Use case: Hyperparameter tuning of ML models with few parameters; optimization of quantum circuits, materials, or simulation parameters.
- Pros: Strong uncertainty modeling via GP; acquisition-driven sampling; supports multi-objective; checkpointable/resumable.
- Cons: Struggles with high-dimensional or high-cardinality categorical variables (dimensionality explosion via OHE); doesn't scale well to thousands of evaluations (GP training cost).
SOBOL
Sobol sampling generates quasi-random low-discrepancy sequences over the search space. Typically used for initialization. Best suited for: Any search space where initial uniform exploration is needed. Use case: Initial design in BO pipelines; sensitivity analysis; uniform space exploration.- Pros: Deterministic, reproducible, better space coverage than random sampling; works with mixed or constrained spaces.
- Cons: No learning or adaptive behavior; does not propose candidates based on past observations.
FACTORIAL
TheFACTORIAL
-model generates a full factorial design over categorical variables. It enumerates all possible discrete combinations.
Best suited for: Low-cardinality, fully discrete search spaces (categorical/integer).
Use case: Grid search; controlled A/B testing; combinatorial experiments with small parameter spaces.
- Pros: Exhaustive; interpretable; no randomness.
- Cons: Grows exponentially with variable count/cardinality; not suitable for continuous parameters.
SAASBO
"Sparse Axis-Aligned Subspace BO" uses a sparse GP prior (hierarchical Half-Cauchy on lengthscales) and Hamiltonian Monte Carlo (NUTS) for inference. Best suited for: High-dimensional problems (hundreds of parameters) with very limited evaluation budgets (e.g., ≤100 trials). Use case: Deep learning HP tuning with large config spaces; material design; scientific problems with few effective parameters.- Pros: Automatically identifies relevant subspaces; excellent performance in sparse high-D regimes.

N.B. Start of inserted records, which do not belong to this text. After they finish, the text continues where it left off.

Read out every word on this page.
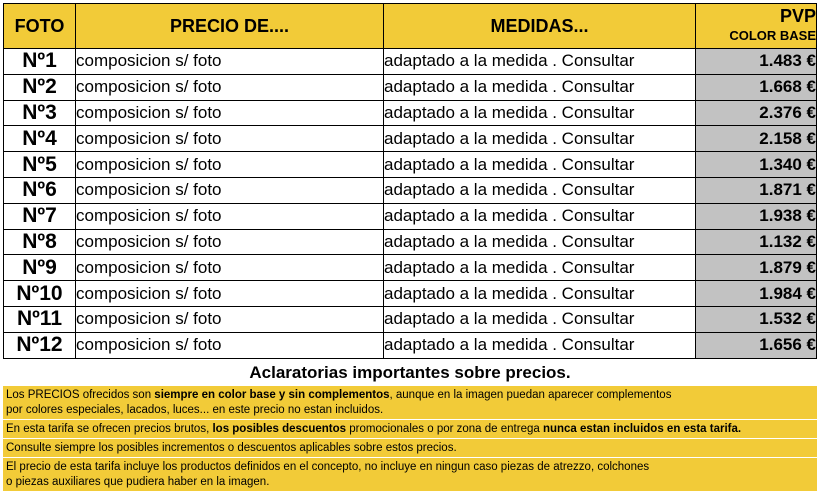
FOTO	PRECIO DE....	MEDIDAS...	PVP
COLOR BASE

Nº1	composicion s/ foto	adaptado a la medida . Consultar	1.483 €
Nº2	composicion s/ foto	adaptado a la medida . Consultar	1.668 €
Nº3	composicion s/ foto	adaptado a la medida . Consultar	2.376 €
Nº4	composicion s/ foto	adaptado a la medida . Consultar	2.158 €
Nº5	composicion s/ foto	adaptado a la medida . Consultar	1.340 €
Nº6	composicion s/ foto	adaptado a la medida . Consultar	1.871 €
Nº7	composicion s/ foto	adaptado a la medida . Consultar	1.938 €
Nº8	composicion s/ foto	adaptado a la medida . Consultar	1.132 €
Nº9	composicion s/ foto	adaptado a la medida . Consultar	1.879 €
Nº10	composicion s/ foto	adaptado a la medida . Consultar	1.984 €
Nº11	composicion s/ foto	adaptado a la medida . Consultar	1.532 €
Nº12	composicion s/ foto	adaptado a la medida . Consultar	1.656 €
Aclaratorias importantes sobre precios.
Los PRECIOS ofrecidos son siempre en color base y sin complementos, aunque en la imagen puedan aparecer complementos
por colores especiales, lacados, luces... en este precio no estan incluidos.
En esta tarifa se ofrecen precios brutos, los posibles descuentos promocionales o por zona de entrega nunca estan incluidos en esta tarifa.
Consulte siempre los posibles incrementos o descuentos aplicables sobre estos precios.
El precio de esta tarifa incluye los productos definidos en el concepto, no incluye en ningun caso piezas de atrezzo, colchones
o piezas auxiliares que pudiera haber en la imagen.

- Cons: Very slow per iteration (HMC is expensive); doesn’t scale beyond ~100–200 observations; impractical with many categorical variables.
UNIFORM
UNIFORM
generates uniformly random samples. Equivalent to PseudoRandom, just explicitly uniform.
Best suited for: Very cheap-to-evaluate functions; embarrassingly parallel sampling.
Use case: Random stress testing; large-scale exploration; fallback search method.
- Pros: Simple; unbiased; robust; cheap.
- Cons: No adaptivity; inefficient in high-dimensional or expensive settings.
BO_MIXED
BO_MIXED
is a BoTorch-powered model designed for mixed spaces
(categorical + continuous). It encodes categories numerically (ordinal/integer) and uses a combined kernel.
Best suited for: Optimization with both continuous and categorical variables.
Use case: Neural architecture + HP tuning (e.g., architecture type + learning rate); mixed material design problems.
- Pros: Explicit handling of categorical parameters; avoids crude one-hot scaling; uses acquisition functions for adaptive proposals.
- Cons: Categorical optimization is harder than continuous; combinatoric explosion if too many categories; slower candidate generation.
Special Generators
These generators cannot be continued or used in Custom Generation Strategies.RANDOMFOREST
Uses a Random Forest surrogate model for prediction (no candidate generation). Suitable for modeling nonlinear effects in categorical/mixed spaces. Best suited for: Regression-only tasks; modeling complex, discrete-heavy datasets. Use case: Model diagnostics; cross-validation predictions; analysis of parameter importance.- Pros: Handles categorical features natively; nonlinear modeling; scalable to many observations.
- Cons: Predictive uncertainty is rough and less calibrated than GP; poor extrapolation behavior; slower training/prediction on large search spaces.
PSEUDORANDOM
Pseudo-random uniform sampling over the search space (via RNG). Like Sobol, but purely random. Best suited for: Baseline methods, quick-and-dirty optimization, very cheap evaluations. Use case: Random search for ML hyperparameters; brute-force sampling; baseline comparisons.- Pros: Simple; cheap; easily parallelizable; often competitive with grid search.
- Cons: No learning or adaptive feedback; inefficient in high-dimensional spaces.